For years, gate-crashing “Hobbitville”was a daring way for intrepid Salt Lake City teenagers to kill an evening. Ignoring the “No Trespassing” signs, the emboldened youths would slink around the grounds’ folk art—stone structures and poetic quotes scattered throughout the property’s eight acres—in search of the little people that urban legend foretold lived there. But their thrill would often be cut short by members of the Allen family, the property owners, who would chase them out of the sleepy neighborhood.
Raucous kids weren’t the only people Ruth and Amy Allen Price banished from Hobbitville, a space on 1300 East across from Westminster College that’s officially known as Allen Park. The mother and daughter team, it turns out, also dismissed members of Preservation Utah, a local nonprofit that has long been interested in helping the park’s notable buildings gain a place on the National Register of Historic Places.
“They didn’t try to chase us away with guns or sabers,” Preservation Utah Programs Director David Amott says, contrary to some of the more wild stories he’s heard about the Allen family’s expelling of unwanted guests. “We could never quite pin them down. We would make headway, and they would fall off the radar. They wouldn’t return calls. There was just not an obvious way forward.”
Utah Division of State History’s Cory Jensen is on a similar boat. “No one has contacted us about nominating the property to the National Register of Historic Places,” Jensen, who handles nominations statewide, tells City Weekly in an email. “However, from what I understand, it could be eligible if no major non-historic changes have been made to the buildings or landscape—but that would need to be determined.”
Dr. George A. Allen acquired the expanse that would become his namesake park in 1931. Credited with conceiving the Salt Lake Zoological Society, Dr. Allen kept zoo animals on his property, giving free reign to an elephant, chimp and reindeer, which presumably lived peacefully alongside Allen family pets that included a raccoon, a coyote and a sandhill crane named Sandy. The physician also carted old homes into the hamlet. Over the coming decades, he had historic homes, one of which was a log cabin built in Holladay in the 1850s, transported across town and placed in the park, creating several duplexes he named after his kids. A shroud of secrecy soon enveloped the community, and no formal historical designation steps were ever started, though tenants did move into the properties and make them their homes.
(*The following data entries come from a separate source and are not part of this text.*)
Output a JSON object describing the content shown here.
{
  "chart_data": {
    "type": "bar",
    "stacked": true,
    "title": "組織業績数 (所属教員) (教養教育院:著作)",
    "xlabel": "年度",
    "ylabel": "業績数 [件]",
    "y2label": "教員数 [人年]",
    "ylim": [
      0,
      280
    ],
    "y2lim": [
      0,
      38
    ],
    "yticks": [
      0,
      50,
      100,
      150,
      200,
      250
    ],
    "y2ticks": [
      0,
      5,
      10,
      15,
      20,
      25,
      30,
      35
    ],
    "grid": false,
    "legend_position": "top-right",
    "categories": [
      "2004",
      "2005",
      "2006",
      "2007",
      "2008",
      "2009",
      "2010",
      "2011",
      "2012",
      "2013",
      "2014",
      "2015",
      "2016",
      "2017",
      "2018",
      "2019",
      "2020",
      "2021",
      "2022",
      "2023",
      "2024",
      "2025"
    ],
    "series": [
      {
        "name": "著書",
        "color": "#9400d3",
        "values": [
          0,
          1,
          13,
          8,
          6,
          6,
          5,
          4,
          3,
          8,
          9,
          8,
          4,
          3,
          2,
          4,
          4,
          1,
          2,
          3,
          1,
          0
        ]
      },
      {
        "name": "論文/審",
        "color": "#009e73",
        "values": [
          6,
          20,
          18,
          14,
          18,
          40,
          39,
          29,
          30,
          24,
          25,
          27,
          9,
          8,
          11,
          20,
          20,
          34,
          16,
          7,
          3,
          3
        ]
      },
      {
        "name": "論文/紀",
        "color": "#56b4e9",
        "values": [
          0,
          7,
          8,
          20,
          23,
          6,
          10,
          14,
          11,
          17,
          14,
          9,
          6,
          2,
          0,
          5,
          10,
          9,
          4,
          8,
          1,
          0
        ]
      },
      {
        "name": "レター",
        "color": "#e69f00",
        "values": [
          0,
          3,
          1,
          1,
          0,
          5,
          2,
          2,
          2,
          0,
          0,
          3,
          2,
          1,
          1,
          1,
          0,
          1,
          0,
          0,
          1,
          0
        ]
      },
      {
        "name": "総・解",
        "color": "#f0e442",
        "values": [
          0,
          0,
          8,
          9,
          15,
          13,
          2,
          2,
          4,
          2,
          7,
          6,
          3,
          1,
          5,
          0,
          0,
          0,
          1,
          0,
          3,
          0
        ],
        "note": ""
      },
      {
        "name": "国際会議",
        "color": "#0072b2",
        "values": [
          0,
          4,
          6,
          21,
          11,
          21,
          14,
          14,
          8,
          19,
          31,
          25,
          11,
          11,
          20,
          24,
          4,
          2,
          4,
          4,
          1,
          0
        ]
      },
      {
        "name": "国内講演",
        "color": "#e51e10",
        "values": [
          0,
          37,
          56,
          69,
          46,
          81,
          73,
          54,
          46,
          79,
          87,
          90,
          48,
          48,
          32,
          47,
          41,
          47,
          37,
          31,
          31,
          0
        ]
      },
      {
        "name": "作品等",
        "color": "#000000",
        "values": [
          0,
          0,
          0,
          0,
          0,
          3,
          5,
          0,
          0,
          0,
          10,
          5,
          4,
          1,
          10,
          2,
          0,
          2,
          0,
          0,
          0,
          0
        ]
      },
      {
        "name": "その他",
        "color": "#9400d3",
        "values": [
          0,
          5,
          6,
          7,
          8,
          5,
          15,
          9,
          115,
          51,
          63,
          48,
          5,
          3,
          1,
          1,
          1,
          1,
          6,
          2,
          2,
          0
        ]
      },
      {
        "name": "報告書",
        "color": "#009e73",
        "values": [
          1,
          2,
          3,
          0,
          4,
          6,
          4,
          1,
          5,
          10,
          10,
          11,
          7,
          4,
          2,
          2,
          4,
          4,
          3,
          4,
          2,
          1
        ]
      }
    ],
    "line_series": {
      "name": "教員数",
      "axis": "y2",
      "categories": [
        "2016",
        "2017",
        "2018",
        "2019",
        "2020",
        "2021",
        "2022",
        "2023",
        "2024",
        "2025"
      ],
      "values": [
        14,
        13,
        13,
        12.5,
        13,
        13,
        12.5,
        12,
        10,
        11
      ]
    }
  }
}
Allen Park’s last remaining eight residents were required to leave their apartments Monday. Now, the estate’s fate lies with the probate court, which will sort out what the surviving Allen descendants will inherit given that Ruth and Amy Allen Price have died.
David Hampshire, who wrote a cover story about his 12 years as a Hobbitville resident in last week’s issue, remains “terrified” his old stomping grounds will likely be gutted to profit. It’s a wonderful community, he says, a paradise so shaded by massive trees that residents don’t need air conditioning in the summer. A place of wonderment and a callback to a simpler past where neighbors knew one another and took care of community fixtures, like the peacocks that roamed throughout the grounds. “I hope that whoever acquires the property will keep some of the amenities in here,” Hampshire muses. “It really is a little town of its own within the city.”
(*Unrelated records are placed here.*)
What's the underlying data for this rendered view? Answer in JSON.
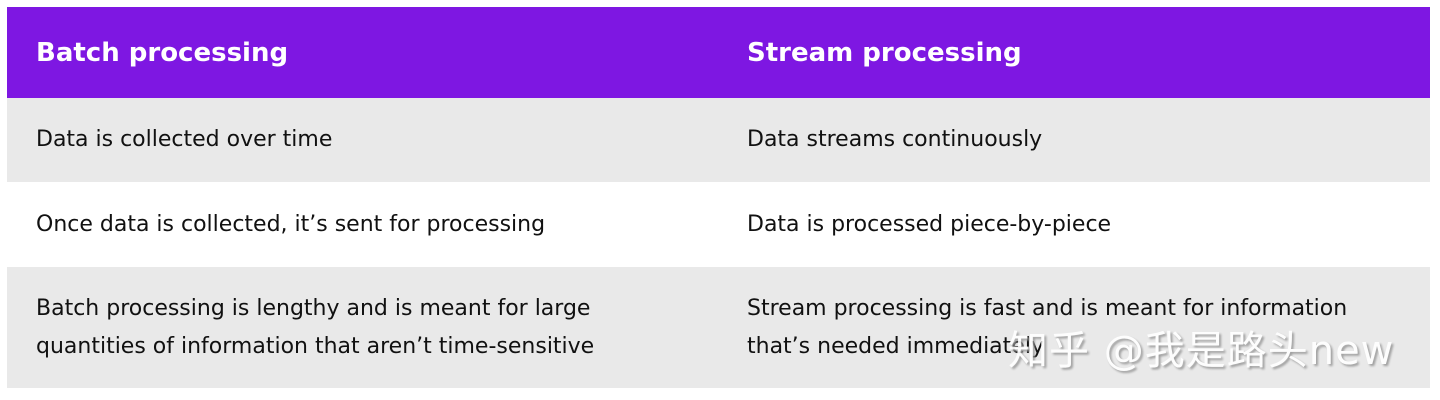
{
  "table": {
    "headers": [
      "Batch processing",
      "Stream processing"
    ],
    "rows": [
      [
        "Data is collected over time",
        "Data streams continuously"
      ],
      [
        "Once data is collected, it’s sent for processing",
        "Data is processed piece-by-piece"
      ],
      [
        "Batch processing is lengthy and is meant for large quantities of information that aren’t time-sensitive",
        "Stream processing is fast and is meant for information that’s needed immediately"
      ]
    ]
  },
  "colors": {
    "header_bg": "#7e17e2",
    "row_alt_bg": "#e9e9e9"
  },
  "watermark": "知乎 @我是路头new"
}
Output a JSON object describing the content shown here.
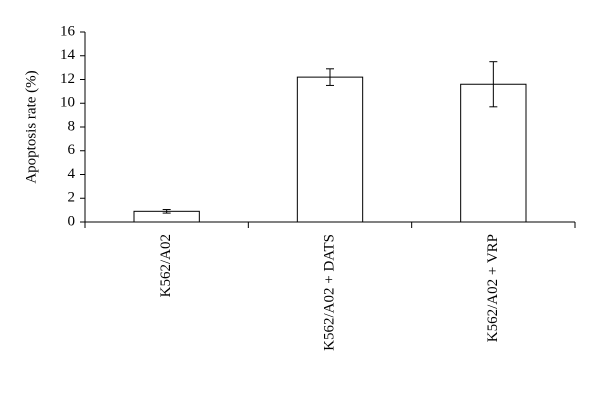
{
  "chart_data": {
    "type": "bar",
    "y_label": "Apoptosis rate (%)",
    "categories": [
      "K562/A02",
      "K562/A02 + DATS",
      "K562/A02 + VRP"
    ],
    "values": [
      0.9,
      12.2,
      11.6
    ],
    "errors": [
      0.15,
      0.7,
      1.9
    ],
    "color": "#ffffff",
    "ylim": [
      0,
      16
    ],
    "yticks": [
      0,
      2,
      4,
      6,
      8,
      10,
      12,
      14,
      16
    ],
    "grid": false
  }
}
Fearing the property will soon morph into its ticky-tacky Sugar House surroundings, Amott says his preservation group will keep an ear to the ground and try to identify parties that might be interested in sharing Allen Park’s history with future Salt Lake City residents. “We are looking for partners in the community to find a way to preserve Allen Park, [or] at least key elements of that property, for future generations of Salt Lake City resident to enjoy,” he says. “Whatever party does take it on, we’d love to work with [them] and find a way to, as much as possible, preserve the vision of Dr. Allen when he made this unique site.”
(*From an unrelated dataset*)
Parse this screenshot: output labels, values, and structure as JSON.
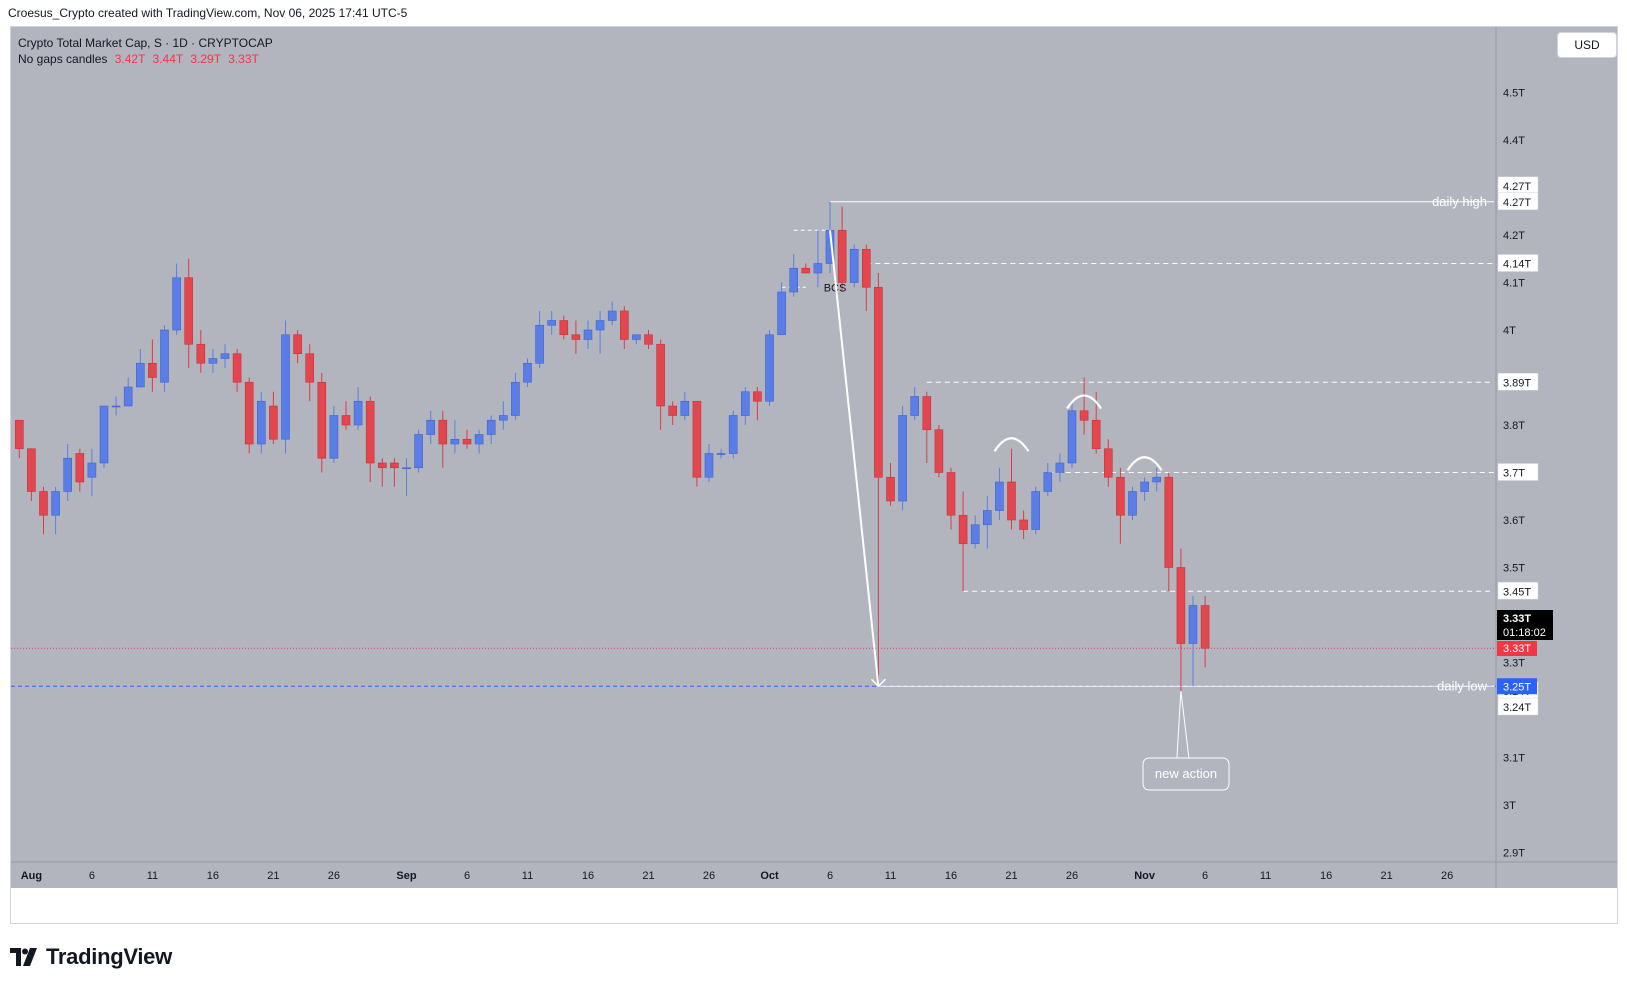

Amott suggests private developers could apply for tax credits after electing to place the buildings on the National Register. Of course, the duplexes are old and would need to be renovated, as would parts of the overgrown landscape, commitments Amott says were difficult to secure when Preservation Utah contacted Amy more than a decade ago. If a developer were willing to rehab the currently standing buildings and rent them out, they could also receive substantial tax credits from state and federal entities.
“We’re excited to identify partners in preservation for this unique site, and we’re going to be watching it closely and following it as the site’s future reveals itself through effort and time,” Amott says.